If there’s such a thing as too big to fail, no one qualifies more clearly than Fannie Mae and Freddie Mac. Together the two agencies own or guarantee more than $5 trillion in mortgages. After they were taken over by the government, the consensus was that we’re certainly not going to let the government take the risk of losses on the entire mortgage market again.
Not so fast. Bloomberg’s Clea Benson today reports that the government is trying to figure out what to do with the substantial profits collected by Fannie and Freddie. The two have now given back $50 billion to the government out of $187.5 billion in bailout costs. The question is how the government plans to run a profitable business that it never wanted to be in.

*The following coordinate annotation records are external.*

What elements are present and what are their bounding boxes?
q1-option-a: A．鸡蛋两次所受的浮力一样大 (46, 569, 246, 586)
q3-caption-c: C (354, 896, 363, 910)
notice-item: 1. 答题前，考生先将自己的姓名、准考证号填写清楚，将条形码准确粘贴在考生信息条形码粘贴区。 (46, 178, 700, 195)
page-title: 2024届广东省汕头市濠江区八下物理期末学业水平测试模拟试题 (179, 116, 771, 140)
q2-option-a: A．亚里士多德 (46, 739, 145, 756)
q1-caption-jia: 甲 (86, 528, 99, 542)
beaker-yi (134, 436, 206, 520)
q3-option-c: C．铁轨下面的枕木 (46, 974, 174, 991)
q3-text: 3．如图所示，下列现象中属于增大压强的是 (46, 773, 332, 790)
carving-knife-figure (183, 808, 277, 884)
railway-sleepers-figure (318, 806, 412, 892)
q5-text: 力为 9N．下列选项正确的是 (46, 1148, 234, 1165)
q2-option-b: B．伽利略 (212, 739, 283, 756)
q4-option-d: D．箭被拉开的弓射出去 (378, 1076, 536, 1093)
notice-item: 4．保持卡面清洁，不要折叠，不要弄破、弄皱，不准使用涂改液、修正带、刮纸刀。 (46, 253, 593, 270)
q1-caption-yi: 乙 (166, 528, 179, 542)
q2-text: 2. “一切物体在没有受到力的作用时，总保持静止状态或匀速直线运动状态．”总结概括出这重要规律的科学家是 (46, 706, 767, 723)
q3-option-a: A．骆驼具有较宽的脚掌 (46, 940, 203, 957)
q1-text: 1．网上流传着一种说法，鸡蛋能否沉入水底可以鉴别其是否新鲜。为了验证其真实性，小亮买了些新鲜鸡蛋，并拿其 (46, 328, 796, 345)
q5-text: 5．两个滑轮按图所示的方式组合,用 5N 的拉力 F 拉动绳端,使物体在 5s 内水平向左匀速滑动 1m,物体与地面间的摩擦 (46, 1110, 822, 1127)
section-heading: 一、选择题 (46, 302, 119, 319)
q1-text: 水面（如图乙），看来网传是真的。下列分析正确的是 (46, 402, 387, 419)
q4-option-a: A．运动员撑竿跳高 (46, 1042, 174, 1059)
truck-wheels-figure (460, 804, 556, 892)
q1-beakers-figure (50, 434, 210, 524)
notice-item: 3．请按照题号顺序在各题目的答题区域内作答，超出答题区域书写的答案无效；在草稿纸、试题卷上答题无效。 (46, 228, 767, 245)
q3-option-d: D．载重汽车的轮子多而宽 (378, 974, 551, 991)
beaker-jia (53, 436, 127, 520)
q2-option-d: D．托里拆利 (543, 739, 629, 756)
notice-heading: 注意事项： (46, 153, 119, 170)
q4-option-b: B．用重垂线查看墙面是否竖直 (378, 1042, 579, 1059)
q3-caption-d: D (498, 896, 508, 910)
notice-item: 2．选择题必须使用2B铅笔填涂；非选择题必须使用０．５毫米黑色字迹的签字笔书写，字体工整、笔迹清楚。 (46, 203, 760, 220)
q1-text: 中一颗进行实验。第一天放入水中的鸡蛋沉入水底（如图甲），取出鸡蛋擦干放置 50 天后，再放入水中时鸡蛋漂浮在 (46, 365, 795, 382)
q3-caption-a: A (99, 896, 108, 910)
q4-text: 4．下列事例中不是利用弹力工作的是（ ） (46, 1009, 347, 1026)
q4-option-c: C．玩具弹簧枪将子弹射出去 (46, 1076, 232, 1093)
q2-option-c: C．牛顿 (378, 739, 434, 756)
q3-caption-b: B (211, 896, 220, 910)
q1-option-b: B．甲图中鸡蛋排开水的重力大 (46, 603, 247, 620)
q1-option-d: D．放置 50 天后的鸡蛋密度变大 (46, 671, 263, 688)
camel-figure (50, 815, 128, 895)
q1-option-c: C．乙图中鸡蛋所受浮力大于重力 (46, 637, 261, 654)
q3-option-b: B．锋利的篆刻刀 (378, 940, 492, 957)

From the beginning, discussions of what to do with Fannie and Freddie have focused on getting the government out of the business of unlimited guarantees. A Treasury report on reforming the housing market two years ago outlined the problems with the agencies succinctly, noting their “profit-maximizing structure undermined their public mission.” Telling the agencies to do anything they could to make a profit, while also asking them to avoid irresponsible risks, plainly didn’t work.
What would be better? As yet, there’s no really good answer. One option is just to split up Fannie and Freddie into smaller pieces. That won’t be enough. It’s often claimed that lenders act recklessly when they’re too big to fail and can count on the government to step in when they get in trouble. The evidence for that is slim: the mass of smaller companies in the subprime industry happily drove themselves into oblivion with no expectations of government help (Roger Lowenstein has made a similar point). The problem with smaller financial companies, whether you talk about subprime lenders or, to go back in history, savings-and-loans, is that most of them make similar mistakes at the same time. When they fail, they all fail at once.
The invisible hand of the market alone isn’t going to fix that. Benson writes that proposals now focus on developing a private mortgage market, with a final backstop of direct government guarantees. Like it or not, some version of that last part is always going to be in play.